La "première ligne" : essentiellement des femmes
Pour Florence Degavre, il faut avant tout redéfinir ce qu’est la "première ligne" dans cette crise du coronavirus. "Face au virus, ce qui définit la première ligne, c’est d’être exposé au risque et d’être dans l’impossibilité de s’y soustraire en raison de sa fonction dans la société", précise-t-elle. Il ne s’agit donc pas uniquement des métiers de soin, mais des fonctions nécessaires, directement ou indirectement, pour affronter l’épidémie et atténuer ses conséquences dans l’ensemble de la société.
Caissières ou aides à domicile, personnel d’entretien, un grand nombre de ces métiers utiles sont féminins. "Il y a aussi des hommes, dans la mobilité ou le nettoyage public par exemple qui sont bien sûr nécessaires. Mais quand on regarde l’ensemble de ce que cette première ligne ainsi redéfinie concerne… Il y a beaucoup de femmes", précise Florence Degavre.
"Métiers féminins" : un peu d’histoire
Il y a une explication historique au fait que toute une série de métiers emploient une majorité de femmes comme l’accompagnement à domicile, les aides ménagères ou familiales.
"Ce sont au départ des emplois qu’on voulait ouvrir pour faire en sorte que les jeunes filles de familles nombreuses à la campagne puissent accéder à un emploi. Cette fonction s’est adressée à des jeunes filles qui avaient été socialisées et dont les compétences ont été considérées comme acquises dès le départ", explique la socioéconomiste de l’UCLouvain.
Représentations du masculin et du féminin
L’autre explication réside dans les représentations des hommes et des femmes dans notre société.
"Le fait de soigner, de se préoccuper, le relationnel… Ce sont des activités ou un état d’esprit que la société attribue globalement aux femmes, comme un prolongement de leur fonction reproductive et ça correspondrait à une forme de nature. Alors que c’est en réalité une construction sociale qui commence dès le plus jeune âge pour les petites filles et que des femmes adultes payent souvent à un prix fort", précise Florence Degavre.

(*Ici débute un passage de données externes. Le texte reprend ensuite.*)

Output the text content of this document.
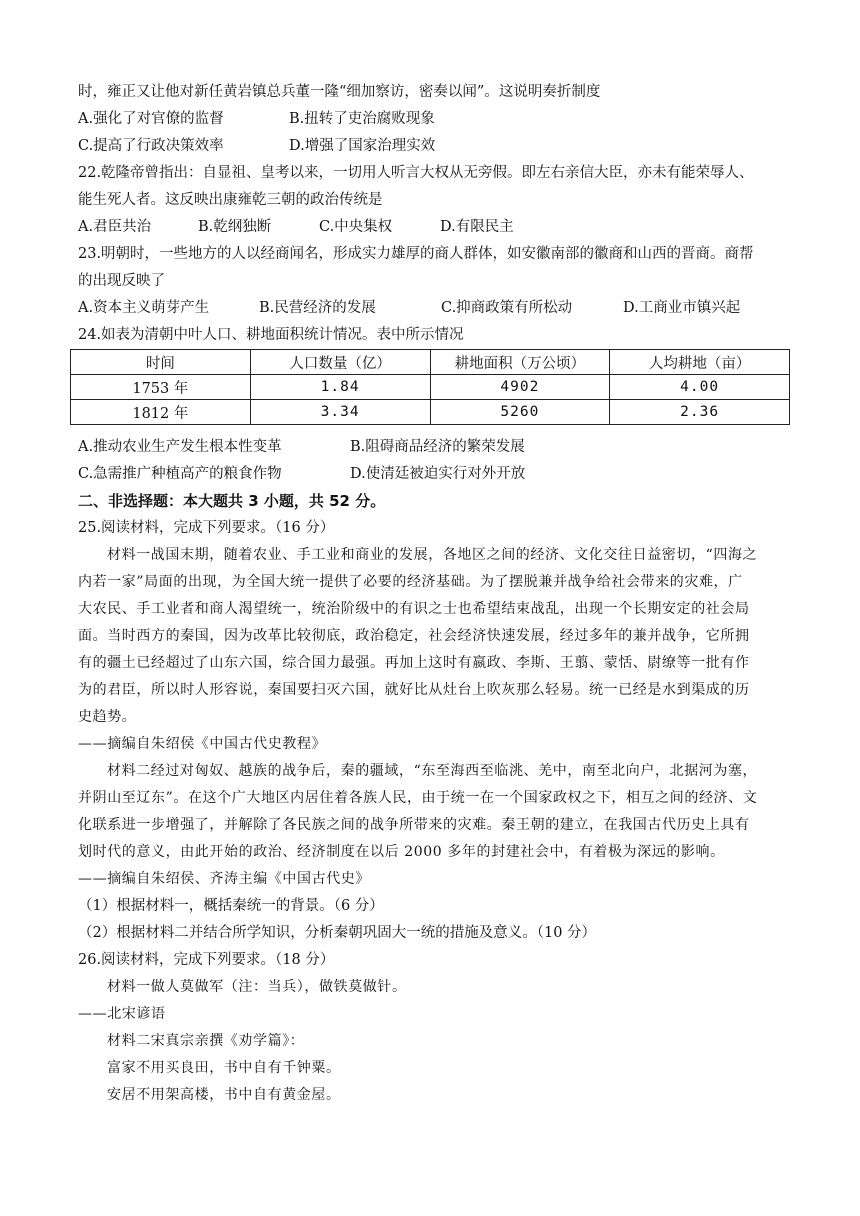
时，雍正又让他对新任黄岩镇总兵董一隆“细加察访，密奏以闻”。这说明奏折制度
A.强化了对官僚的监督	B.扭转了吏治腐败现象
C.提高了行政决策效率	D.增强了国家治理实效
22.乾隆帝曾指出：自显祖、皇考以来，一切用人听言大权从无旁假。即左右亲信大臣，亦未有能荣辱人、
能生死人者。这反映出康雍乾三朝的政治传统是
A.君臣共治	B.乾纲独断	C.中央集权	D.有限民主
23.明朝时，一些地方的人以经商闻名，形成实力雄厚的商人群体，如安徽南部的徽商和山西的晋商。商帮
的出现反映了
A.资本主义萌芽产生	B.民营经济的发展	C.抑商政策有所松动	D.工商业市镇兴起
24.如表为清朝中叶人口、耕地面积统计情况。表中所示情况
时间	人口数量（亿）	耕地面积（万公顷）	人均耕地（亩）
1753 年	1.84	4902	4.00
1812 年	3.34	5260	2.36
A.推动农业生产发生根本性变革	B.阻碍商品经济的繁荣发展
C.急需推广种植高产的粮食作物	D.使清廷被迫实行对外开放
二、非选择题：本大题共 3 小题，共 52 分。
25.阅读材料，完成下列要求。（16 分）
材料一战国末期，随着农业、手工业和商业的发展，各地区之间的经济、文化交往日益密切，“四海之
内若一家”局面的出现，为全国大统一提供了必要的经济基础。为了摆脱兼并战争给社会带来的灾难，广
大农民、手工业者和商人渴望统一，统治阶级中的有识之士也希望结束战乱，出现一个长期安定的社会局
面。当时西方的秦国，因为改革比较彻底，政治稳定，社会经济快速发展，经过多年的兼并战争，它所拥
有的疆土已经超过了山东六国，综合国力最强。再加上这时有嬴政、李斯、王翦、蒙恬、尉缭等一批有作
为的君臣，所以时人形容说，秦国要扫灭六国，就好比从灶台上吹灰那么轻易。统一已经是水到渠成的历
史趋势。
——摘编自朱绍侯《中国古代史教程》
材料二经过对匈奴、越族的战争后，秦的疆域，“东至海西至临洮、羌中，南至北向户，北据河为塞，
并阴山至辽东”。在这个广大地区内居住着各族人民，由于统一在一个国家政权之下，相互之间的经济、文
化联系进一步增强了，并解除了各民族之间的战争所带来的灾难。秦王朝的建立，在我国古代历史上具有
划时代的意义，由此开始的政治、经济制度在以后 2000 多年的封建社会中，有着极为深远的影响。
——摘编自朱绍侯、齐涛主编《中国古代史》
（1）根据材料一，概括秦统一的背景。（6 分）
（2）根据材料二并结合所学知识，分析秦朝巩固大一统的措施及意义。（10 分）
26.阅读材料，完成下列要求。（18 分）
材料一做人莫做军（注：当兵），做铁莫做针。
——北宋谚语
材料二宋真宗亲撰《劝学篇》：
富家不用买良田，书中自有千钟粟。
安居不用架高楼，书中自有黄金屋。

Selon elle, les choses évoluent un peu, mais lentement et pas partout.
Non-reconnaissance de la pénibilité
L’histoire de ces métiers et les perceptions de genre de notre société expliquent en partie pourquoi ils sont aujourd’hui sous-valorisés.
"Ce sont des métiers où les compétences sont considérées comme acquises, il y a une espèce d’allant-de-soi, même si ce travail d’aide et de soin fait appel à de vraies compétences et connaissances. Ce sont des métiers avec une technicité, des responsabilités, des charges physiques ou nerveuses et dont la pénibilité est très souvent complètement invisibilisée, parce qu’elle n’a pas été construite sur la base des secteurs industriels", explique Florence Degavre.
Et c’est vrai que quand on pense aux métiers pénibles, on pense tout de suite aux ouvriers dans l’industrie lourde, mais très peu aux infirmières ou aux aides-soignantes.
Bien souvent, le simple fait d’avoir beaucoup de femmes dans un secteur est un facteur de dévalorisation pour elles. Il faut dire que si elles sont nombreuses sur le terrain, elles sont moins présentes dans les niveaux décisionnels ou dans les organes de représentation.